When evolving a robot control system to achieve some task, the time taken before a satisfactory controller is obtained is usually dominated by how long it takes to evaluate each variant controller's efficacy at that task (fitness evaluation). The genetic operations take a small amount of time in comparison.
The obvious way to evaluate a control system is to connect it to the robot and see how well it performs in the real world, in real time. Even for tasks that take a short length of time to perform (a minute or two), the large number of fitness evaluations normally required can make this highly time-consuming. Consequently, there is a case for interfacing the evolving hardware control system to a high-speed simulation of the robot and its environment, in order to accelerate the entire evolutionary process.
It is suggested by de Garis[4] that the environment simulation could be implemented in special purpose electronics situated next to the evolving hardware control system on a VLSI chip. The implementation of the simulator in hardware is made feasible by modern automatic synthesis techniques, which can derive a circuit from a textual description resembling a computer program. Implementing the environmental simulator in hardware rather than software makes it faster, but does not solve the problem that it is extremely difficult adequately to simulate the interactions between a control system and its environment, such that a control system evolved in the simulated world behaves in a satisfactory way in the real world. This is especially the case when vision is involved [2]. Nevertheless, it is possible that environment simulation in special purpose hardware will be an important tool as new techniques are developed [13, 23].
When a circuit that has been rapidly evolved for behaviour in a high-speed simulated world is ready for use in the real world, all of its dynamics that influence the robot's behaviour must be slowed down by the same factor by which the real world is slower than the simulation. (Imagine a controller that was evolved for a high-speed simulated world and was then let loose in the real world without being slowed down. Everything in the environment would then be happening slower than it ``expected,'' and the motor signals produced would tend to be too fast for the robot's actuators and the world. It would probably no longer perform the task.) This means that the acceleration of evolution through the use of a high-speed simulated environment is at the cost of the efficiency of the control circuit produced. The final circuit cannot be making maximal use of the available hardware when it is operating in the real world, because it is capable of producing the same behaviour in a world that is running faster: the resources needed to allow for this could be being used for real-world performance. This may, however, be a sensible use of some of the high speed available from electronic hardware.

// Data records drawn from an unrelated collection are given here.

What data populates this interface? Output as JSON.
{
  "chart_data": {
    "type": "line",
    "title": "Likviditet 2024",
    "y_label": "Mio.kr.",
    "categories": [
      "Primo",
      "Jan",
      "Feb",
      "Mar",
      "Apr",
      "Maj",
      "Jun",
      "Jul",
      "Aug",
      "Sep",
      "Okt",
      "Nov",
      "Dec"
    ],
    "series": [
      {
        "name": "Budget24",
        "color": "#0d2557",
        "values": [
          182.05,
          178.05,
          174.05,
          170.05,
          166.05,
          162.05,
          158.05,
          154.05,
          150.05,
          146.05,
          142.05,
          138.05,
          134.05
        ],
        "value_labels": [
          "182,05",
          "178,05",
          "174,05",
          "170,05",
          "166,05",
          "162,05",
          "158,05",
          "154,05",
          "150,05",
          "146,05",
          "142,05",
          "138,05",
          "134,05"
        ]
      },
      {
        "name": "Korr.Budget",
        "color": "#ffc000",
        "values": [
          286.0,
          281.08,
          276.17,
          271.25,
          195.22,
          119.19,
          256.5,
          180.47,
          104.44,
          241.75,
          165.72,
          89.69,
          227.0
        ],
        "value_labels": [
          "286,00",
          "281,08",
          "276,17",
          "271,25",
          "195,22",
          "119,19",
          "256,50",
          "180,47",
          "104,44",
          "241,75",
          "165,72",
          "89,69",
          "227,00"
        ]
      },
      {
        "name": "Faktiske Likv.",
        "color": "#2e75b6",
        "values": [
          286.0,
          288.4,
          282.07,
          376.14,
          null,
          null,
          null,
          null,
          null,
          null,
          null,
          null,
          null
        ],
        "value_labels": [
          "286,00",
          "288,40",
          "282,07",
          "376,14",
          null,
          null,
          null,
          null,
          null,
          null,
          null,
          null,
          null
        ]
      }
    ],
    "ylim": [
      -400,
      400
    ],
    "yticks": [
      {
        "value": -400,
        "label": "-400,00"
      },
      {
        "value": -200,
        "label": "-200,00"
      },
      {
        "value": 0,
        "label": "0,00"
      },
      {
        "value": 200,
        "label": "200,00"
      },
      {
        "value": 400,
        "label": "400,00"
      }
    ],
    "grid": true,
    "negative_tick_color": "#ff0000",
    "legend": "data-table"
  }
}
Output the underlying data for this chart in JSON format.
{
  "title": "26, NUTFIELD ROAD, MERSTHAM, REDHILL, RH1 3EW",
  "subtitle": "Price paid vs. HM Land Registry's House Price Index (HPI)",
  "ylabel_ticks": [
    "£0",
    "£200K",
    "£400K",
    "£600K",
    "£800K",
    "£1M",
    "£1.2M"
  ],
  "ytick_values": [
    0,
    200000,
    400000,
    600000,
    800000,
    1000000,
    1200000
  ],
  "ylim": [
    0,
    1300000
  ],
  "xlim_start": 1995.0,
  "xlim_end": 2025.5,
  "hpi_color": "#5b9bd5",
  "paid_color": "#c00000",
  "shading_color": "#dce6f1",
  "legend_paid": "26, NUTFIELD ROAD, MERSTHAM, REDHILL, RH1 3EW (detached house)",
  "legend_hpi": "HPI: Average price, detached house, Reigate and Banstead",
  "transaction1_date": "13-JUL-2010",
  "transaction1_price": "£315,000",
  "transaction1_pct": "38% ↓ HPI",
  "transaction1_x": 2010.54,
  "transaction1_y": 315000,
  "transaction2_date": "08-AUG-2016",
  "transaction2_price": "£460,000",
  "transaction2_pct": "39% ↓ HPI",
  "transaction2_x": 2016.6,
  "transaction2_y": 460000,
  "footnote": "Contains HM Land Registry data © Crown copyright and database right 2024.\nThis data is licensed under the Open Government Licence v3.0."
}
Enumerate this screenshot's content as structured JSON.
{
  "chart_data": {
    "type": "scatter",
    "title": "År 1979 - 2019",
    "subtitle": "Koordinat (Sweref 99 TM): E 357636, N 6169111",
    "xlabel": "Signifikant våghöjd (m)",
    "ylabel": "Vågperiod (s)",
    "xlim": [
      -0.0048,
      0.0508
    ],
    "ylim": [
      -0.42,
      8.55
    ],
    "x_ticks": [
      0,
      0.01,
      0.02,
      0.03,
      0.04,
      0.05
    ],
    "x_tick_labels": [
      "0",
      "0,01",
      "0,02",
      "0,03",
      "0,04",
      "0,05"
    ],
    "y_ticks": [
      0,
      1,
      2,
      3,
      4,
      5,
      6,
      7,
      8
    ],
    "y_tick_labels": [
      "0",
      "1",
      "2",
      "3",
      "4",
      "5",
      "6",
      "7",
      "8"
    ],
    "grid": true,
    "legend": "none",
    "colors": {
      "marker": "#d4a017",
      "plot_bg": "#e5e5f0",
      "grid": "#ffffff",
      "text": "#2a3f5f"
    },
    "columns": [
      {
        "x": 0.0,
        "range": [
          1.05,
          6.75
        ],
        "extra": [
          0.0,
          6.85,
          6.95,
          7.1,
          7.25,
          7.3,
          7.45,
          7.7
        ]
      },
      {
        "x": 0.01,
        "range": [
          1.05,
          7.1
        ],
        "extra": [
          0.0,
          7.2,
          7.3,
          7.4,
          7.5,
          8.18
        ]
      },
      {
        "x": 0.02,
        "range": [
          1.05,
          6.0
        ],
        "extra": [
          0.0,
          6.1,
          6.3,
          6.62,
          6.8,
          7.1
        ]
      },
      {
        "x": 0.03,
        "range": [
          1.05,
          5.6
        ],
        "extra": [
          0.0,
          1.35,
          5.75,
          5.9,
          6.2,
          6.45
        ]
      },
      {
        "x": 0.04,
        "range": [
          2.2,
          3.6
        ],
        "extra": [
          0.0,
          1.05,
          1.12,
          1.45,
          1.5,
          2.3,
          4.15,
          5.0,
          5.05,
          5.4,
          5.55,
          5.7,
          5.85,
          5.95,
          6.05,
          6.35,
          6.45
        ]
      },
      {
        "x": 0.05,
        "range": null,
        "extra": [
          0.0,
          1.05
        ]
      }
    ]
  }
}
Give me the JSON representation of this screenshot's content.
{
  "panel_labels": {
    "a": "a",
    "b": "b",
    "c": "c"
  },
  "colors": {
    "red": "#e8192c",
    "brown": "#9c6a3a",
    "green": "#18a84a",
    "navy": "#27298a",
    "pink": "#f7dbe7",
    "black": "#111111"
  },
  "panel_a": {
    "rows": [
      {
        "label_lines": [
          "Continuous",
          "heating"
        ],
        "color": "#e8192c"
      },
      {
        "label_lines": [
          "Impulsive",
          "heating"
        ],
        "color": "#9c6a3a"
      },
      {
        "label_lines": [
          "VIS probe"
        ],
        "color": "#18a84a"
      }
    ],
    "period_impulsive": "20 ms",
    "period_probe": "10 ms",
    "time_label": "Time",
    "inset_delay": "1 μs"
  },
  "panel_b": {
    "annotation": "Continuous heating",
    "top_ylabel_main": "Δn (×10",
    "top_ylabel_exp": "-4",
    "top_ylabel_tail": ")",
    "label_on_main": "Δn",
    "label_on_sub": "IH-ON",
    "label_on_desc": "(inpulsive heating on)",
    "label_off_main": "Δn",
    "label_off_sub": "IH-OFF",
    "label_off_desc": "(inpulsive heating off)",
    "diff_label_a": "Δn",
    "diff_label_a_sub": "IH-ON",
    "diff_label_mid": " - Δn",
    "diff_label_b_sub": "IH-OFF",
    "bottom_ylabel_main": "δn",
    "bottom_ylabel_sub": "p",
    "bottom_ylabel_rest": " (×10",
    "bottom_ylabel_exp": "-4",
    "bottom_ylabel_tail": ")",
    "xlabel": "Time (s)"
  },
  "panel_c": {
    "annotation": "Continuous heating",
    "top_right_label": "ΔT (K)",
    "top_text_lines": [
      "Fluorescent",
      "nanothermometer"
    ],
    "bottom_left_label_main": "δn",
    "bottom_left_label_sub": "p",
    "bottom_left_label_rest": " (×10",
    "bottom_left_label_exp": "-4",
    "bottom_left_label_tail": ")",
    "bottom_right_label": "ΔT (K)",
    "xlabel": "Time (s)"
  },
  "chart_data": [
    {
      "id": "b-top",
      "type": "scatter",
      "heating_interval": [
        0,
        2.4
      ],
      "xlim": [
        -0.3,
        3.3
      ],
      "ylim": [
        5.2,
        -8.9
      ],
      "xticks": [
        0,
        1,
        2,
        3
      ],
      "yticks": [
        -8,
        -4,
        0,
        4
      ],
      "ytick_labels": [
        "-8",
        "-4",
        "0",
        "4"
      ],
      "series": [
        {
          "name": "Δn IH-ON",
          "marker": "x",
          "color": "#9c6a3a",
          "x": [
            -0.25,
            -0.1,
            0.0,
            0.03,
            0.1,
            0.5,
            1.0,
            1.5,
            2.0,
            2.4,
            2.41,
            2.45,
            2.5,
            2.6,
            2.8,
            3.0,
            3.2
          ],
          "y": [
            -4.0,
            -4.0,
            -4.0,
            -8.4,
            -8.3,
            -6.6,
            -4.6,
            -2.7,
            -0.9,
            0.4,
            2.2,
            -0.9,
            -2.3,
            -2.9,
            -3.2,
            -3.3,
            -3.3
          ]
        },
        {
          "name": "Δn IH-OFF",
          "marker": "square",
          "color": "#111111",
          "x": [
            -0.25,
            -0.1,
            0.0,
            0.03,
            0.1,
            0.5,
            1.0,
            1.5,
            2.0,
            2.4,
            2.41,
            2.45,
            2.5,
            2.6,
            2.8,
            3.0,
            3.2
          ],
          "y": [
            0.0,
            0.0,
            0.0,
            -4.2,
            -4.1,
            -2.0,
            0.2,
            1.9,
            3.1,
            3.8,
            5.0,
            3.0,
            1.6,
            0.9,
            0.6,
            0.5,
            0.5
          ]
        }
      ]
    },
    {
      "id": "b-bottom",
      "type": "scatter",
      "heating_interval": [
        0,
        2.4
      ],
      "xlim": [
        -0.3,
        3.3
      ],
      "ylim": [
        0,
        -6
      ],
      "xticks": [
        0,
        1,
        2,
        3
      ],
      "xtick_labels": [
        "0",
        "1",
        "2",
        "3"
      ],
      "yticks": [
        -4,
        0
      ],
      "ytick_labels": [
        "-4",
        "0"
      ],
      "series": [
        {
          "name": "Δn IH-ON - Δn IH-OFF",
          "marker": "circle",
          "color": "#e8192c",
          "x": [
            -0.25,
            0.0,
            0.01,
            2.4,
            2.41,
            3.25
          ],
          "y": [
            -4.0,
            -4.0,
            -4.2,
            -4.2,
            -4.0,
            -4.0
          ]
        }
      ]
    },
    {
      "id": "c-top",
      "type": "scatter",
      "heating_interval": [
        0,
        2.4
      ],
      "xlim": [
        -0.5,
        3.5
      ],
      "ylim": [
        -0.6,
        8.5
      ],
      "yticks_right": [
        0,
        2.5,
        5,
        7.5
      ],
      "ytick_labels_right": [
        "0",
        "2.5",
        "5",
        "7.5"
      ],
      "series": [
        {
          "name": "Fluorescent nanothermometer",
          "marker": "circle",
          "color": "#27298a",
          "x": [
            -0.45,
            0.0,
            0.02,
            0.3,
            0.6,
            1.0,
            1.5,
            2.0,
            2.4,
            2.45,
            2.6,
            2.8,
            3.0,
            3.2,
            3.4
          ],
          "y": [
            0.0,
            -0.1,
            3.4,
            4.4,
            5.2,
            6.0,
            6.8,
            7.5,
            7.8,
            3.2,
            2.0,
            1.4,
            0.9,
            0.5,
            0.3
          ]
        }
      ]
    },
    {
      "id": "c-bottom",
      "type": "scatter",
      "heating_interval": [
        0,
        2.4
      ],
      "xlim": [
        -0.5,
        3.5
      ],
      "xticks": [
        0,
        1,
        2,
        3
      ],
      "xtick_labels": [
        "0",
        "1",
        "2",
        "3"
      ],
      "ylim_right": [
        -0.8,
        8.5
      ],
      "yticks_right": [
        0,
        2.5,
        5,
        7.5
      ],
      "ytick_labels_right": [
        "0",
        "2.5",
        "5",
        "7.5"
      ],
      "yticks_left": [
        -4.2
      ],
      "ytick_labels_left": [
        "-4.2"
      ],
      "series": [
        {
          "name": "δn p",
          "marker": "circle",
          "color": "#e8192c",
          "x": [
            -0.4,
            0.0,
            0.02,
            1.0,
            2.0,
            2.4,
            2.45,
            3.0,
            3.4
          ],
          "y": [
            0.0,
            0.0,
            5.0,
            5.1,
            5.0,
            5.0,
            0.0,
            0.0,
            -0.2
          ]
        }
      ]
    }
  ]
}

The fact that it must be possible to adjust the speed of all of the control circuit's dynamics that affect the behaviour of the robot restricts the set of control circuits that could be produced by evolution in a high-speed world. Either the time-scales of all of the semiconductor physics must be adjustable by large amounts (this is not practical), or the aspects of the control circuit's dynamics that make a difference to the robot must be restricted such that they are more easy to control. The latter can be arranged by restricting evolution to use pre-defined indivisible modules that have adjustable time-constants, or by applying the restriction of discrete-time dynamics through the use of an adjustable clock. Each of these possibilities diminishes the degree to which evolution can exploit the resources available from the reconfigurable hardware. Again, this may often be a sensible sacrifice to make for accelerated evolution, but the remainder of this paper deals with an interesting alternative.